Keno
„Was würdest du mir denn zutrauen?“, fragte Keno neugierig, zuckte dann aber zusammen, als sie weiter an seinem Knie herumwerkelte.
„Nur Zwielichtiges, wenn ich ehrlich bin.“
„Wow, du kränkst mich.“
„Was soll ich denn sonst hiervon halten?“, fragte Savannah ungehalten und deutete auf seine gesamte Erscheinung.

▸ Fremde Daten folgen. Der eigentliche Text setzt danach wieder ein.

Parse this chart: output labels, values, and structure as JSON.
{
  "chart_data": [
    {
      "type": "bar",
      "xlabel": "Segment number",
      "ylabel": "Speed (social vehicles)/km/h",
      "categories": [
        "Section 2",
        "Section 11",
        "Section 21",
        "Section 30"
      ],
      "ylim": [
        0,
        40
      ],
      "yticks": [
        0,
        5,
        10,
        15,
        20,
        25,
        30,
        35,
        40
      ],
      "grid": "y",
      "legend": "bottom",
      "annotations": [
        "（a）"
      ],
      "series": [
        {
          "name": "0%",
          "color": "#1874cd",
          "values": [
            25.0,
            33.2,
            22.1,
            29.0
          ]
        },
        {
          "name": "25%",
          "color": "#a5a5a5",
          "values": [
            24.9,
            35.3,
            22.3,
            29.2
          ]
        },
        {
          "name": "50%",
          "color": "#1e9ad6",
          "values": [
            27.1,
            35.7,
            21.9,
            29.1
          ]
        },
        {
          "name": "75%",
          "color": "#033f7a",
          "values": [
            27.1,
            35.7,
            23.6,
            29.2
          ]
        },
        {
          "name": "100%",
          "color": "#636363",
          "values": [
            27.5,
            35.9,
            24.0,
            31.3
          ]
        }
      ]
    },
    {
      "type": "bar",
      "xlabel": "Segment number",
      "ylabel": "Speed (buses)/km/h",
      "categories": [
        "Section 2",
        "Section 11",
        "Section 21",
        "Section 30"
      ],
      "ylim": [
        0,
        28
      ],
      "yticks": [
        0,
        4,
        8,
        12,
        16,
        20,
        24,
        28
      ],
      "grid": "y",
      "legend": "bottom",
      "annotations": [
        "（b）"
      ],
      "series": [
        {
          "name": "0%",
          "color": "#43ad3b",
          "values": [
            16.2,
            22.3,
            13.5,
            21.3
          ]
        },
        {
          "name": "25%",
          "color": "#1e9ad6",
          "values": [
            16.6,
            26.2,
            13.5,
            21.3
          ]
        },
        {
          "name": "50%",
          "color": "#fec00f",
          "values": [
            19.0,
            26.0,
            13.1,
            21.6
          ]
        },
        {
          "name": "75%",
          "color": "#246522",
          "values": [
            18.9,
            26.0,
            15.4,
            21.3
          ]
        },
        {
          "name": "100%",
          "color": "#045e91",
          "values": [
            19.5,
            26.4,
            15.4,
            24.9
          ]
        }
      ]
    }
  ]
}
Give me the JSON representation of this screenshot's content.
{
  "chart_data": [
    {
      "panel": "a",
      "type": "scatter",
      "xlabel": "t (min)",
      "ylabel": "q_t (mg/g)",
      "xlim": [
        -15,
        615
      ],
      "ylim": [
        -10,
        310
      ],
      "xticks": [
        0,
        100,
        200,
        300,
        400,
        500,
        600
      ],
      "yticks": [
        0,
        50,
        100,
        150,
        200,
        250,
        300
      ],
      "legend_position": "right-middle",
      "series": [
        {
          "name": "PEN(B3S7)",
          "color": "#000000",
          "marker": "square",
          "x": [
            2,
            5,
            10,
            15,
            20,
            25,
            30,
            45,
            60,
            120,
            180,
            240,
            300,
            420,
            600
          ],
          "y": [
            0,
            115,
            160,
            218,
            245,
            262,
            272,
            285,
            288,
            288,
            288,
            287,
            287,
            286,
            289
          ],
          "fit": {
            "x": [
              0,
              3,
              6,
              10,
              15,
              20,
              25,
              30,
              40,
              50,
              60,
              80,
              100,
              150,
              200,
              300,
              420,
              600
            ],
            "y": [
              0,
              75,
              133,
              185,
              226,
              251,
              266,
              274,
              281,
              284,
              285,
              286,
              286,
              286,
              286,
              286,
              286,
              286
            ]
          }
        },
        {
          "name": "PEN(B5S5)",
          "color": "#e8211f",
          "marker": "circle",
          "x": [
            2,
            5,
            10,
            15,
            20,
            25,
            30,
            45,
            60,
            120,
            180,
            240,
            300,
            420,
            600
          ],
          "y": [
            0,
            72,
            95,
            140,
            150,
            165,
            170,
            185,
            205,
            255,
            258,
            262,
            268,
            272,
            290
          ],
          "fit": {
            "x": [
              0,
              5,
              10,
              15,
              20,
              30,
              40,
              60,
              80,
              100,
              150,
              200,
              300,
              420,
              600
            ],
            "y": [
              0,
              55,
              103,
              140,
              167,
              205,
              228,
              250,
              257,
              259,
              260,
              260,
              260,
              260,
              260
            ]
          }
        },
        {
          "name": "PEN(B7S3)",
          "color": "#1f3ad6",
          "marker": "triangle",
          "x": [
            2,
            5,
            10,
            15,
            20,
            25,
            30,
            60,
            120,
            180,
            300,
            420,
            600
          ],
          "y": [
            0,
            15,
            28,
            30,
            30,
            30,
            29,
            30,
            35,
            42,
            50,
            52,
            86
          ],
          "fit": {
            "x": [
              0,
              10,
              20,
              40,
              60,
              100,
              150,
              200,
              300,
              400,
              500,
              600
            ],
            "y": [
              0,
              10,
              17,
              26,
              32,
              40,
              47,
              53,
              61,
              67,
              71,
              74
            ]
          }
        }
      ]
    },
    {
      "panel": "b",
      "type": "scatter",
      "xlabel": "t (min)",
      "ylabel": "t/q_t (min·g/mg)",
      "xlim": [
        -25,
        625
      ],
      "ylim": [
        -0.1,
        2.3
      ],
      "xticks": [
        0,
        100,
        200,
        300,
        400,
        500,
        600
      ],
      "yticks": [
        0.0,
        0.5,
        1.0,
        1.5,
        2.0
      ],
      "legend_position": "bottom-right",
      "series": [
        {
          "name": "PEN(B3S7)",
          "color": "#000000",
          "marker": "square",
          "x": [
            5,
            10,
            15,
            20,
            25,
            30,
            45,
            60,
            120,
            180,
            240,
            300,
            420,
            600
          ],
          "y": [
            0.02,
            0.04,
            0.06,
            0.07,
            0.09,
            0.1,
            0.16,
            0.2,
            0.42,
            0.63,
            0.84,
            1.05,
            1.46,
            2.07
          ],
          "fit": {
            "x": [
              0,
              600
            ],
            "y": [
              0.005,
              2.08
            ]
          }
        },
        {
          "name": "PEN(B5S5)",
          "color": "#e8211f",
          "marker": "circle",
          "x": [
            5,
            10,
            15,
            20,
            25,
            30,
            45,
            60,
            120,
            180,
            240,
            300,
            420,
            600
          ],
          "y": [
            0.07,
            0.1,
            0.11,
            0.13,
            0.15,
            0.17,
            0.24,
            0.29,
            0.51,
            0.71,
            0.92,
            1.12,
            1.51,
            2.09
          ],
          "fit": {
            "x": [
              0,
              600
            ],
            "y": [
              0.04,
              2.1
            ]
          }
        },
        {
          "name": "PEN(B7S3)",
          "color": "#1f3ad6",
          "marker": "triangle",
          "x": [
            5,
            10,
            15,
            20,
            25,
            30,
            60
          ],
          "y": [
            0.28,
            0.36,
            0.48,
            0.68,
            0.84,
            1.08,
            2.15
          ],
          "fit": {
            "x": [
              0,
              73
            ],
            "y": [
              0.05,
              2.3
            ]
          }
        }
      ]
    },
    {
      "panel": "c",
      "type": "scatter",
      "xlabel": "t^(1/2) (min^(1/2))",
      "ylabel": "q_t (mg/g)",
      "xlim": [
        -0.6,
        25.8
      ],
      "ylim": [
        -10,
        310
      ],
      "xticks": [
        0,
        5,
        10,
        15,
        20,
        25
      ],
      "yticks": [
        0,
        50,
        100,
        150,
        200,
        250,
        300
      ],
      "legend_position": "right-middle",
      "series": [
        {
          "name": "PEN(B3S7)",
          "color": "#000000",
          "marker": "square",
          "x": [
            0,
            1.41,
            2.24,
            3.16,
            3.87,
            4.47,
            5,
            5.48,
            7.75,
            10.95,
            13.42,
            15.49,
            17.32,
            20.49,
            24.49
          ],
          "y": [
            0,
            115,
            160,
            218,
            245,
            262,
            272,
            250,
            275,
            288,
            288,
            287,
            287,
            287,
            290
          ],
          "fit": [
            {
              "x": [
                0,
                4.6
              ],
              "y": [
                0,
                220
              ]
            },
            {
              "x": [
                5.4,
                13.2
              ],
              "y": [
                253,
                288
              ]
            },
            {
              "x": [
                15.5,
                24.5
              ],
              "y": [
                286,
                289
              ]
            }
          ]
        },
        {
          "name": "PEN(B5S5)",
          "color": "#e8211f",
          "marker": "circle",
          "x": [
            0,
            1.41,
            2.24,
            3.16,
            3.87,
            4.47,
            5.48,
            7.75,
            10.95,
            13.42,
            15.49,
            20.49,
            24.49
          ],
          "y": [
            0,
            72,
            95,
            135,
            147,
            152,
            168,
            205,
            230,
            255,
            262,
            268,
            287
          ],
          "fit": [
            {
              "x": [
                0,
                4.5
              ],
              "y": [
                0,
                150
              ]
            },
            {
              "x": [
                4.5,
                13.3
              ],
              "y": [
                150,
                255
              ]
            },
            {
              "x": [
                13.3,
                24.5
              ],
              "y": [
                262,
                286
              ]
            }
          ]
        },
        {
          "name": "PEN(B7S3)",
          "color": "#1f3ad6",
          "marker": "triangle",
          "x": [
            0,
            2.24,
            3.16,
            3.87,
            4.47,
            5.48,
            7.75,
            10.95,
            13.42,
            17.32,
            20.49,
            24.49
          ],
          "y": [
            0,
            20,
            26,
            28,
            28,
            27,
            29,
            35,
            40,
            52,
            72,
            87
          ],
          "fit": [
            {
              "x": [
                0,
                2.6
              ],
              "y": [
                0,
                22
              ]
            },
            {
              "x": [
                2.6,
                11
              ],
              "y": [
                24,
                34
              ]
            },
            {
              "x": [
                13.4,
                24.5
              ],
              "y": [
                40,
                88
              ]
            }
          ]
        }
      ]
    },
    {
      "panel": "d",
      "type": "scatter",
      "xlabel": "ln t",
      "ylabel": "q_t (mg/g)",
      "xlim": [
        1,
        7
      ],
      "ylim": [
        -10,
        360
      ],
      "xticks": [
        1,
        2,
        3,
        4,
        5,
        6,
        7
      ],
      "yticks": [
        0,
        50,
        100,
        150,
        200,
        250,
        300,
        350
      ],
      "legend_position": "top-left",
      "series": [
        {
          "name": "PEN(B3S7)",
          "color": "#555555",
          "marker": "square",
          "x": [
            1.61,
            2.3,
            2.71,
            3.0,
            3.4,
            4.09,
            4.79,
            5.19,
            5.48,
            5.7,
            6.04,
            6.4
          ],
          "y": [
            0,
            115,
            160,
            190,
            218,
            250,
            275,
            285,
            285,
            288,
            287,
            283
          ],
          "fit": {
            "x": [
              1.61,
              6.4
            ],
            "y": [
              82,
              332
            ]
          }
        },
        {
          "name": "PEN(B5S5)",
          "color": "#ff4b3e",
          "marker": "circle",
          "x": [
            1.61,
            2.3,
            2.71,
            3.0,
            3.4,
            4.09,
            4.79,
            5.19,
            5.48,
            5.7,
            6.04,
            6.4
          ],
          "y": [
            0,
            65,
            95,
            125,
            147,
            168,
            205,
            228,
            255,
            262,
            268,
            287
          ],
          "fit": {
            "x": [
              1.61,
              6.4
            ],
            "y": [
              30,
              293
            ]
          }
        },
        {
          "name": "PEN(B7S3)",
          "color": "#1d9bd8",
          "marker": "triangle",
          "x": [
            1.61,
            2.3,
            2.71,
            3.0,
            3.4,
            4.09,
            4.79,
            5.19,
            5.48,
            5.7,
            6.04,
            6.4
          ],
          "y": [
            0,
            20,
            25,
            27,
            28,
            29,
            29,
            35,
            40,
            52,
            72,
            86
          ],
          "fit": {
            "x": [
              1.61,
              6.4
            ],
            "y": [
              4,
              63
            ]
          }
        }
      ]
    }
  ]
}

„Ich versuche nur, die Umgebung sicherer zu machen. Falls du dich erinnerst, ich bin dir zur Hilfe gekommen“, sagte Keno.
„Schön, du spielst also gern den Helden. Aber das wird dich wohl kaum ernähren.“
Keno musste grinsen. „Kann es sein, dass du dir Sorgen um mich machst?“
„Kann es sein, dass du einen Schlag zu viel auf den Kopf bekommen hast?“, konterte Savannah und Keno lachte schallend.
„Du hast Feuer, das mag ich.“
„Und du bringst dich in zu viele Schwierigkeiten, das mag ich nicht.“
„Ergo: Du machst dir Sorgen um mich“, beharrte Keno und Savannah drückte ihm so doll ein Pflaster auf das geschundene rechte Knie, dass er einen hohen Schmerzenslaut von sich gab.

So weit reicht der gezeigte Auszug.